Ces deux vers peignent Montcalm tout entier.

Parlerons-nous de son affection pour les sauvages qui la lui rendaient bien? de sa tendresse pour sa famille, de ses nombreux enfants dont un mourait sans qu’il pût savoir lequel? Montcalm a laissé une trace impérissable, sinon en France, du moins au Canada; son caractère semble s’être gravé dans l’âme des colons; et c’est le plus bel éloge qu’on puisse faire d’eux.

Le Canada ne nous appartient plus. Pour la mère patrie c’est une humiliation et un providentiel châtiment. Pour la colonie elle-même, c’est peut-être un bien, les moeurs y sont restées pures, les idées saines, la foi intacte. Les familles n’y sont pas atteintes de l’énervante stérilité française.
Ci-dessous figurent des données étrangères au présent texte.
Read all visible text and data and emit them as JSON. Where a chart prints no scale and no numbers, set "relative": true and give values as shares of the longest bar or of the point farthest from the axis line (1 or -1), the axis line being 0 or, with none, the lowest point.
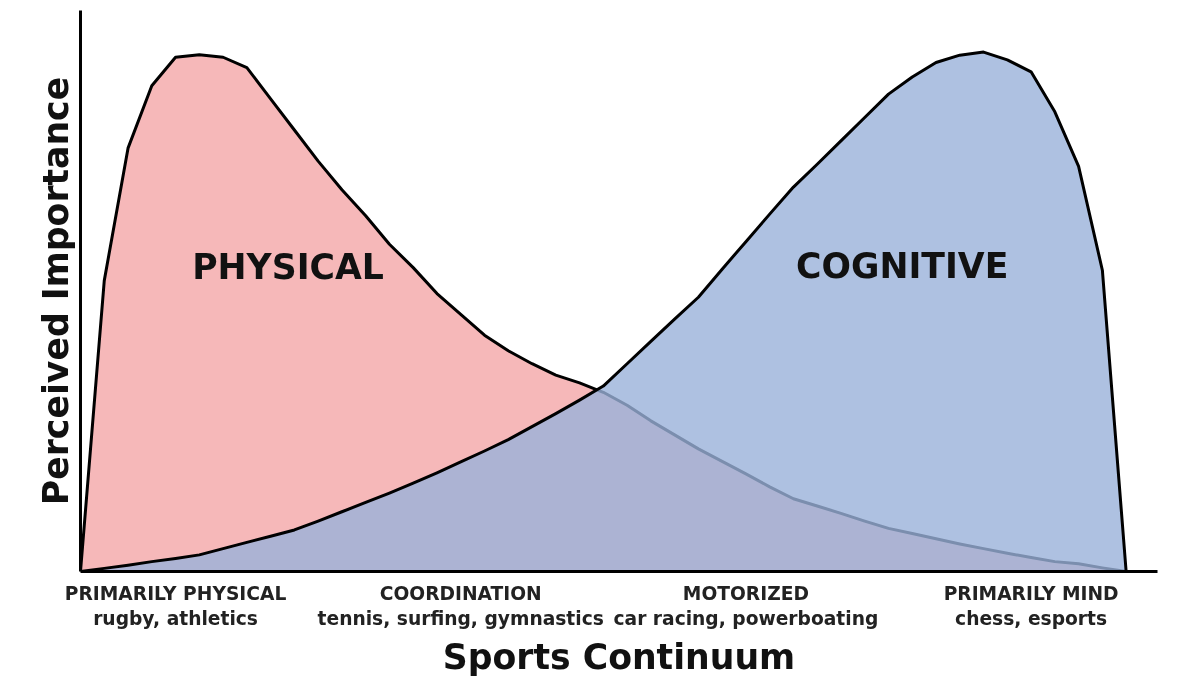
{
  "chart_data": {
    "type": "area",
    "relative": true,
    "xlabel": "Sports Continuum",
    "ylabel": "Perceived Importance",
    "categories": [
      null,
      null,
      null,
      null,
      "PRIMARILY PHYSICAL\nrugby, athletics",
      null,
      null,
      null,
      null,
      null,
      null,
      null,
      null,
      null,
      null,
      null,
      "COORDINATION\ntennis, surfing, gymnastics",
      null,
      null,
      null,
      null,
      null,
      null,
      null,
      null,
      null,
      null,
      null,
      "MOTORIZED\ncar racing, powerboating",
      null,
      null,
      null,
      null,
      null,
      null,
      null,
      null,
      null,
      null,
      null,
      "PRIMARILY MIND\nchess, esports",
      null,
      null,
      null,
      null
    ],
    "grid": false,
    "legend": false,
    "tick_labels": "x",
    "line_style": "solid",
    "marker": "none",
    "series": [
      {
        "name": "PHYSICAL",
        "color": "#f4a6a8",
        "values": [
          0,
          0.56,
          0.815,
          0.935,
          0.99,
          0.995,
          0.99,
          0.97,
          0.91,
          0.85,
          0.79,
          0.735,
          0.685,
          0.63,
          0.585,
          0.535,
          0.495,
          0.455,
          0.425,
          0.4,
          0.378,
          0.363,
          0.345,
          0.32,
          0.29,
          0.263,
          0.236,
          0.212,
          0.188,
          0.163,
          0.14,
          0.126,
          0.112,
          0.097,
          0.083,
          0.073,
          0.063,
          0.053,
          0.044,
          0.035,
          0.027,
          0.019,
          0.015,
          0.007,
          0
        ]
      },
      {
        "name": "COGNITIVE",
        "color": "#9ab2d9",
        "values": [
          0,
          0.006,
          0.012,
          0.019,
          0.025,
          0.032,
          0.044,
          0.056,
          0.068,
          0.08,
          0.097,
          0.115,
          0.133,
          0.151,
          0.17,
          0.19,
          0.211,
          0.232,
          0.254,
          0.279,
          0.304,
          0.33,
          0.357,
          0.4,
          0.443,
          0.486,
          0.528,
          0.582,
          0.635,
          0.688,
          0.74,
          0.784,
          0.829,
          0.874,
          0.919,
          0.952,
          0.98,
          0.994,
          1.0,
          0.985,
          0.962,
          0.885,
          0.78,
          0.58,
          0
        ]
      }
    ]
  }
}
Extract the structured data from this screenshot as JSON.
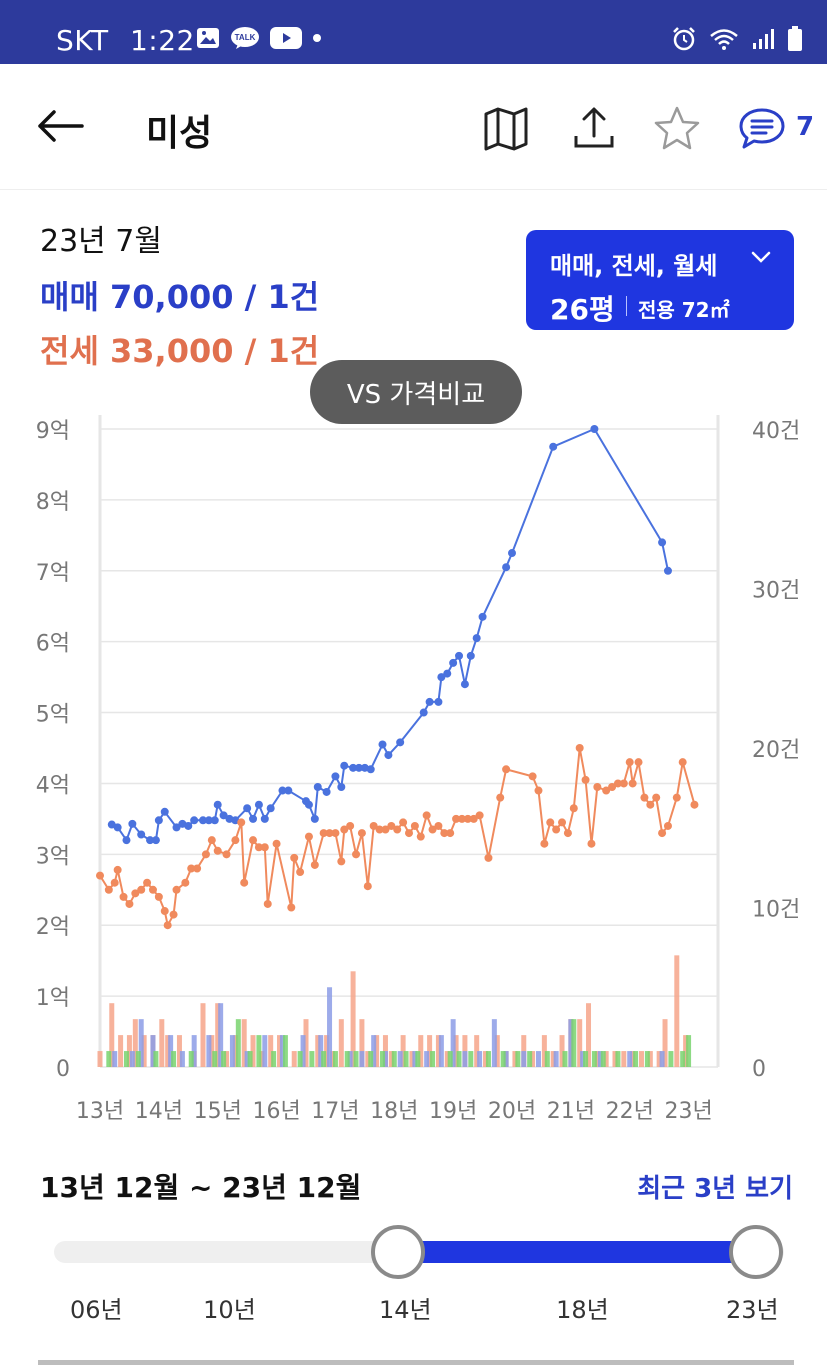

Les colons français du Canada fondent des établissements nouveaux et jusqu’à présent leur probité leur attire une confiance mérité. Quand Pie IX a demandé des soldats, les Canadiens sont accourus en nombre. La protestante Angleterre leur a accordé une université catholique pleine de prospérité. Les évêchés s’y multiplient, preuve que les fidèles y abondent, la sévérité du climat les rend propres à de durs travaux matériels, et favorise la culture de l’intelligence. Si jamais, comme on l’a prétendu, les Etats-Unis s’annexent le Canada, on sera peut-être surpris de la puissance de sève catholique qui en rejaillira sur ces peuples nouveaux, riches des trésors de la terre, mais trop pauvres encore de science, de charité et de sacrifice.

Que Dieu conserve le Canada pour une régénération tous les jours plus nécessaire dans l’Amérique du Nord!